Woe unto you, scribes and Pharisees, hypocrites! for ye compass sea and land to make one proselyte; and when he is become so, ye make him twofold more a son of hell than yourselves.—Matt. 23:15.
The great invective of Jesus against the scribes and Pharisees (Matthew 23) deals wholly with the perversions of religion. In these verses he emphasizes the fact that the solemn importance attached to external minutiæ turned the attention of men from the really fundamental spiritual duties, such as justice, mercy, and good faith. As the blood was supposed to be the sacred element of life, it had to be drained off in butchering, and a drowned animal could not be eaten. Jesus wittily describes the Pharisee filtering out drowned gnats from the drinking water, but bolting some camel of a sin without blinking. The outside of the cup was kept scrupulously scoured, but the inside was filled with the products of rapacity and the material for luxurious excess. When religion had become of such a sort, even missionary activity became an actual damage, for the converts were turned into fanatical sticklers on trifles. In all this we can [pg 136] see him striking out for a kind of religion that would result in righteous conduct and have social value.
Have we had any experience of religion which obscured duty to us? Have we had any experience of religion which revealed duty to us?

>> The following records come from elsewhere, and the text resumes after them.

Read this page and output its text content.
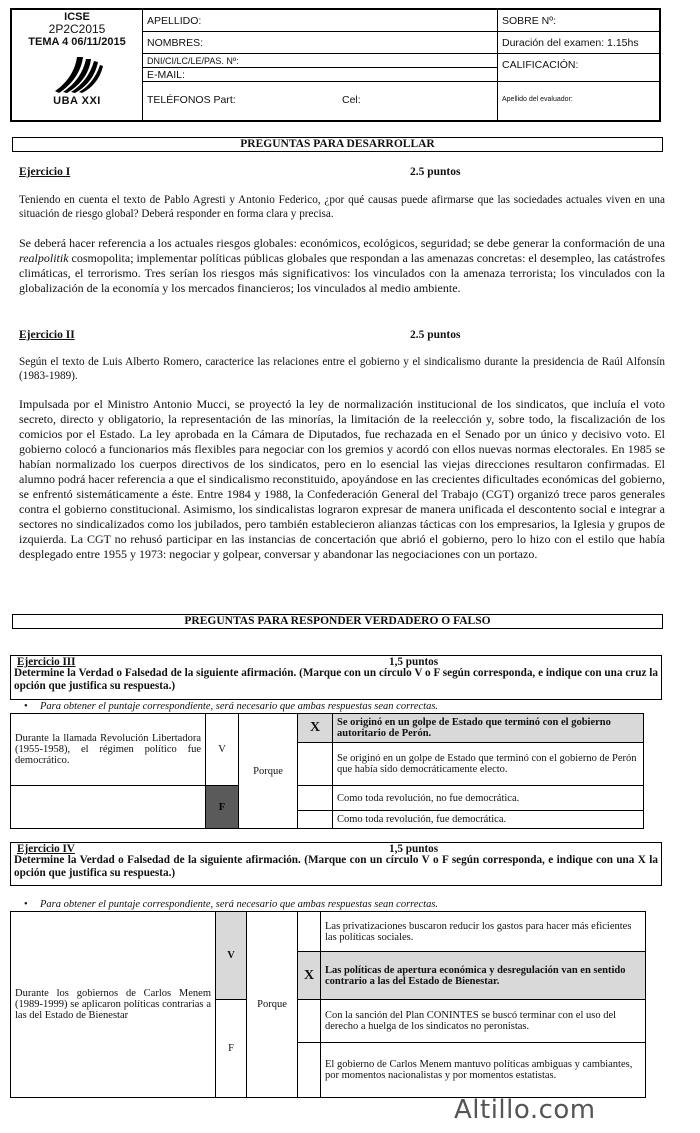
ICSE
2P2C2015
TEMA 4 06/11/2015
UBA XXI
APELLIDO:
NOMBRES:
DNI/CI/LC/LE/PAS. Nº:
E-MAIL:
TELÉFONOS Part:	Cel:
SOBRE Nº:
Duración del examen: 1.15hs
CALIFICACIÓN:
Apellido del evaluador:
PREGUNTAS PARA DESARROLLAR
Ejercicio I	2.5 puntos

Teniendo en cuenta el texto de Pablo Agresti y Antonio Federico, ¿por qué causas puede afirmarse que las sociedades actuales viven en una situación de riesgo global? Deberá responder en forma clara y precisa.

Se deberá hacer referencia a los actuales riesgos globales: económicos, ecológicos, seguridad; se debe generar la conformación de una realpolitik cosmopolita; implementar políticas públicas globales que respondan a las amenazas concretas: el desempleo, las catástrofes climáticas, el terrorismo. Tres serían los riesgos más significativos: los vinculados con la amenaza terrorista; los vinculados con la globalización de la economía y los mercados financieros; los vinculados al medio ambiente.

Ejercicio II	2.5 puntos

Según el texto de Luis Alberto Romero, caracterice las relaciones entre el gobierno y el sindicalismo durante la presidencia de Raúl Alfonsín (1983-1989).

Impulsada por el Ministro Antonio Mucci, se proyectó la ley de normalización institucional de los sindicatos, que incluía el voto secreto, directo y obligatorio, la representación de las minorías, la limitación de la reelección y, sobre todo, la fiscalización de los comicios por el Estado. La ley aprobada en la Cámara de Diputados, fue rechazada en el Senado por un único y decisivo voto. El gobierno colocó a funcionarios más flexibles para negociar con los gremios y acordó con ellos nuevas normas electorales. En 1985 se habían normalizado los cuerpos directivos de los sindicatos, pero en lo esencial las viejas direcciones resultaron confirmadas. El alumno podrá hacer referencia a que el sindicalismo reconstituido, apoyándose en las crecientes dificultades económicas del gobierno, se enfrentó sistemáticamente a éste. Entre 1984 y 1988, la Confederación General del Trabajo (CGT) organizó trece paros generales contra el gobierno constitucional. Asimismo, los sindicalistas lograron expresar de manera unificada el descontento social e integrar a sectores no sindicalizados como los jubilados, pero también establecieron alianzas tácticas con los empresarios, la Iglesia y grupos de izquierda. La CGT no rehusó participar en las instancias de concertación que abrió el gobierno, pero lo hizo con el estilo que había desplegado entre 1955 y 1973: negociar y golpear, conversar y abandonar las negociaciones con un portazo.

PREGUNTAS PARA RESPONDER VERDADERO O FALSO
Ejercicio III	1,5 puntos
Determine la Verdad o Falsedad de la siguiente afirmación. (Marque con un círculo V o F según corresponda, e indique con una cruz la opción que justifica su respuesta.)
• Para obtener el puntaje correspondiente, será necesario que ambas respuestas sean correctas.
Durante la llamada Revolución Libertadora (1955-1958), el régimen político fue democrático.	V	Porque	X	Se originó en un golpe de Estado que terminó con el gobierno autoritario de Perón.
				Se originó en un golpe de Estado que terminó con el gobierno de Perón que había sido democráticamente electo.
	F			Como toda revolución, no fue democrática.
				Como toda revolución, fue democrática.
Ejercicio IV	1,5 puntos
Determine la Verdad o Falsedad de la siguiente afirmación. (Marque con un círculo V o F según corresponda, e indique con una X la opción que justifica su respuesta.)
• Para obtener el puntaje correspondiente, será necesario que ambas respuestas sean correctas.
Durante los gobiernos de Carlos Menem (1989-1999) se aplicaron políticas contrarias a las del Estado de Bienestar	V	Porque		Las privatizaciones buscaron reducir los gastos para hacer más eficientes las políticas sociales.
			X	Las políticas de apertura económica y desregulación van en sentido contrario a las del Estado de Bienestar.
	F			Con la sanción del Plan CONINTES se buscó terminar con el uso del derecho a huelga de los sindicatos no peronistas.
				El gobierno de Carlos Menem mantuvo políticas ambiguas y cambiantes, por momentos nacionalistas y por momentos estatistas.
Altillo.com
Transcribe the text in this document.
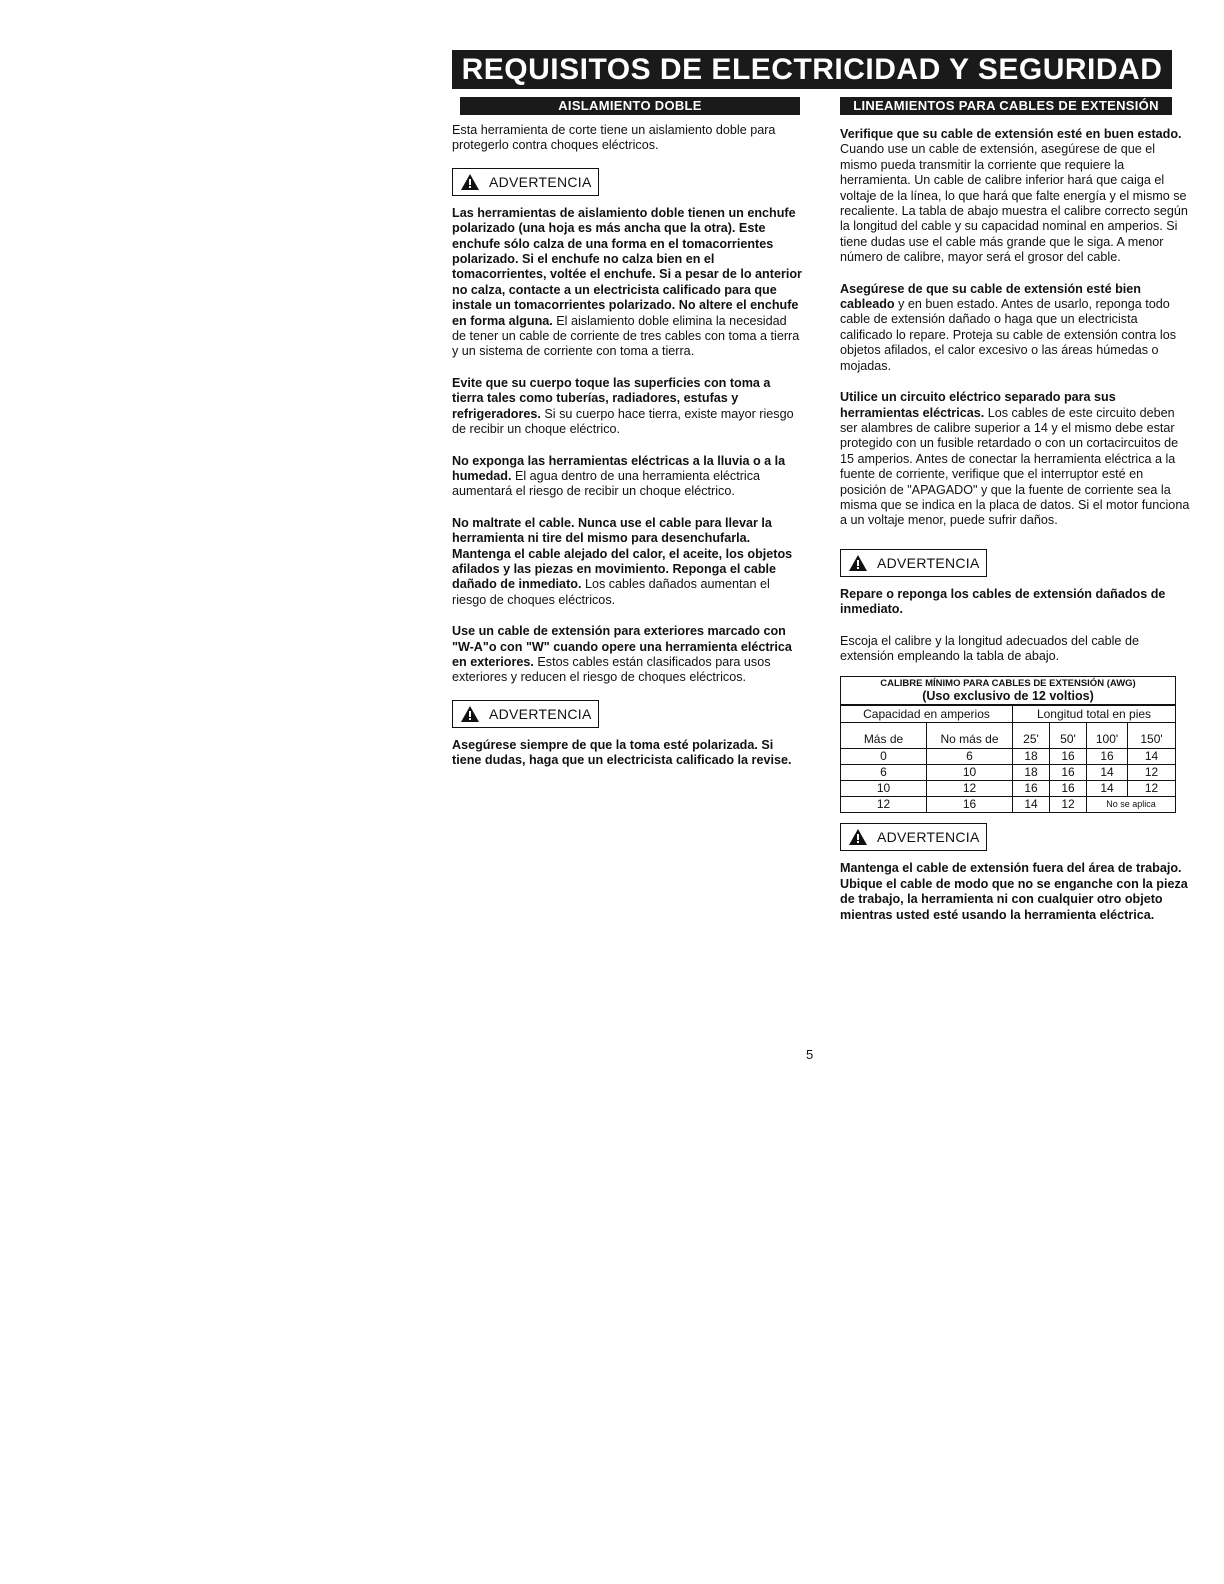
REQUISITOS DE ELECTRICIDAD Y SEGURIDAD
AISLAMIENTO DOBLE

Esta herramienta de corte tiene un aislamiento doble para protegerlo contra choques eléctricos.

ADVERTENCIA

Las herramientas de aislamiento doble tienen un enchufe polarizado (una hoja es más ancha que la otra). Este enchufe sólo calza de una forma en el tomacorrientes polarizado. Si el enchufe no calza bien en el tomacorrientes, voltée el enchufe. Si a pesar de lo anterior no calza, contacte a un electricista calificado para que instale un tomacorrientes polarizado. No altere el enchufe en forma alguna. El aislamiento doble elimina la necesidad de tener un cable de corriente de tres cables con toma a tierra y un sistema de corriente con toma a tierra.

Evite que su cuerpo toque las superficies con toma a tierra tales como tuberías, radiadores, estufas y refrigeradores. Si su cuerpo hace tierra, existe mayor riesgo de recibir un choque eléctrico.

No exponga las herramientas eléctricas a la lluvia o a la humedad. El agua dentro de una herramienta eléctrica aumentará el riesgo de recibir un choque eléctrico.

No maltrate el cable. Nunca use el cable para llevar la herramienta ni tire del mismo para desenchufarla. Mantenga el cable alejado del calor, el aceite, los objetos afilados y las piezas en movimiento. Reponga el cable dañado de inmediato. Los cables dañados aumentan el riesgo de choques eléctricos.

Use un cable de extensión para exteriores marcado con "W-A"o con "W" cuando opere una herramienta eléctrica en exteriores. Estos cables están clasificados para usos exteriores y reducen el riesgo de choques eléctricos.

ADVERTENCIA

Asegúrese siempre de que la toma esté polarizada. Si tiene dudas, haga que un electricista calificado la revise.

LINEAMIENTOS PARA CABLES DE EXTENSIÓN

Verifique que su cable de extensión esté en buen estado. Cuando use un cable de extensión, asegúrese de que el mismo pueda transmitir la corriente que requiere la herramienta. Un cable de calibre inferior hará que caiga el voltaje de la línea, lo que hará que falte energía y el mismo se recaliente. La tabla de abajo muestra el calibre correcto según la longitud del cable y su capacidad nominal en amperios. Si tiene dudas use el cable más grande que le siga. A menor número de calibre, mayor será el grosor del cable.

Asegúrese de que su cable de extensión esté bien cableado y en buen estado. Antes de usarlo, reponga todo cable de extensión dañado o haga que un electricista calificado lo repare. Proteja su cable de extensión contra los objetos afilados, el calor excesivo o las áreas húmedas o mojadas.

Utilice un circuito eléctrico separado para sus herramientas eléctricas. Los cables de este circuito deben ser alambres de calibre superior a 14 y el mismo debe estar protegido con un fusible retardado o con un cortacircuitos de 15 amperios. Antes de conectar la herramienta eléctrica a la fuente de corriente, verifique que el interruptor esté en posición de "APAGADO" y que la fuente de corriente sea la misma que se indica en la placa de datos. Si el motor funciona a un voltaje menor, puede sufrir daños.

ADVERTENCIA

Repare o reponga los cables de extensión dañados de inmediato.

Escoja el calibre y la longitud adecuados del cable de extensión empleando la tabla de abajo.

CALIBRE MÍNIMO PARA CABLES DE EXTENSIÓN (AWG)
(Uso exclusivo de 12 voltios)
Capacidad en amperios		Longitud total en pies			
Más de	No más de	25'	50'	100'	150'
0	6	18	16	16	14
6	10	18	16	14	12
10	12	16	16	14	12
12	16	14	12	No se aplica	
ADVERTENCIA

Mantenga el cable de extensión fuera del área de trabajo. Ubique el cable de modo que no se enganche con la pieza de trabajo, la herramienta ni con cualquier otro objeto mientras usted esté usando la herramienta eléctrica.

5
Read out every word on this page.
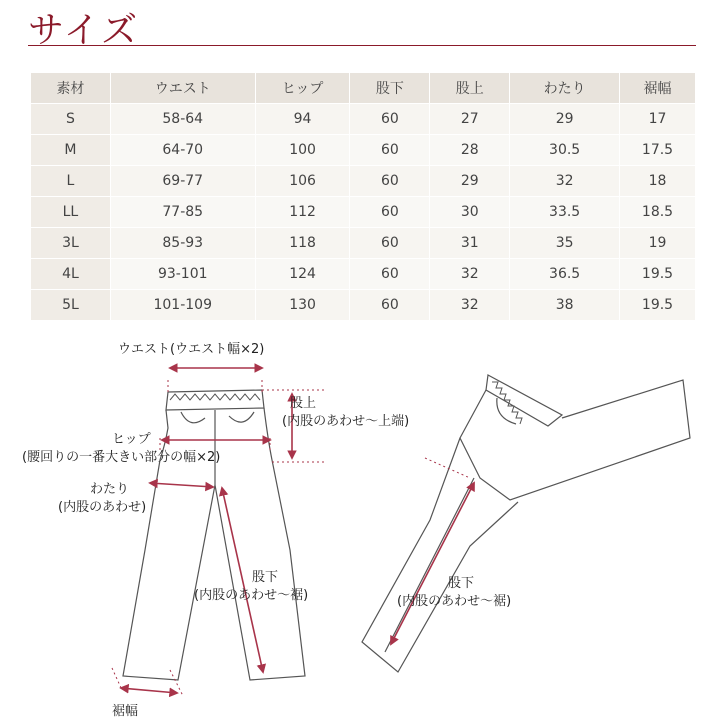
サイズ
素材	ウエスト	ヒップ	股下	股上	わたり	裾幅
S	58-64	94	60	27	29	17
M	64-70	100	60	28	30.5	17.5
L	69-77	106	60	29	32	18
LL	77-85	112	60	30	33.5	18.5
3L	85-93	118	60	31	35	19
4L	93-101	124	60	32	36.5	19.5
5L	101-109	130	60	32	38	19.5
ウエスト(ウエスト幅×2)
股上
(内股のあわせ〜上端)
ヒップ
(腰回りの一番大きい部分の幅×2)
わたり
(内股のあわせ)
股下
(内股のあわせ〜裾)
裾幅
股下
(内股のあわせ〜裾)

Fifth Day: Religious Wonders and Social Realities
And the Pharisees and Sadducees came, and trying him asked him to show them a sign from heaven. But he answered and said unto them, When it is evening, ye say, It will be fair weather: for the heaven is red. And in the morning, It will be foul weather to-day: for the heaven is red and lowering. Ye know how to discern the face of the heaven; but ye cannot discern the signs of the times. An evil and adulterous generation seeketh after a sign; and there shall no sign be given unto it, but the sign of Jonah. And he left them, and departed.—Matt. 16:1-4.
This demand for a miracle pursued Jesus all through his teaching activity. He settled with it on principle in his desert temptation; he would not leap from the pinnacles of the temple, or do anything to turn his work into a holy circus. But the demand followed him to his death: “If thou art the Son of God, come down from the cross.” A good, stunning miracle seemed a short cut to faith, the most convincing way of furnishing proof of his divine mission. Also, it would be mighty interesting. But he never catered to the demand. His power was only for the relief of suffering. He tried to keep his acts of healing private. In this passage he advised his opponents to use their intellect in more useful directions than stargazing for signs from heaven. They were weather-wise. Let them read the signs of the times. Storms were brewing on the horizon. Forty years later Titus destroyed Jerusalem and broke the back of the Jewish nation. The prophetic mind of Jesus saw it coming (Luke 19:41-44).
If they had accepted his teaching of peace instead of getting intoxicated by the visions of revolutionary apocalypticism, the doom might have been averted. He was trying to bring their feet to the ground, turn their mind to realities, and make their religion socially efficient.
Would the sight of a miracle have effected a moral change in a Pharisee?
How would religion be affected, if miraculous demonstrations could be furnished at will?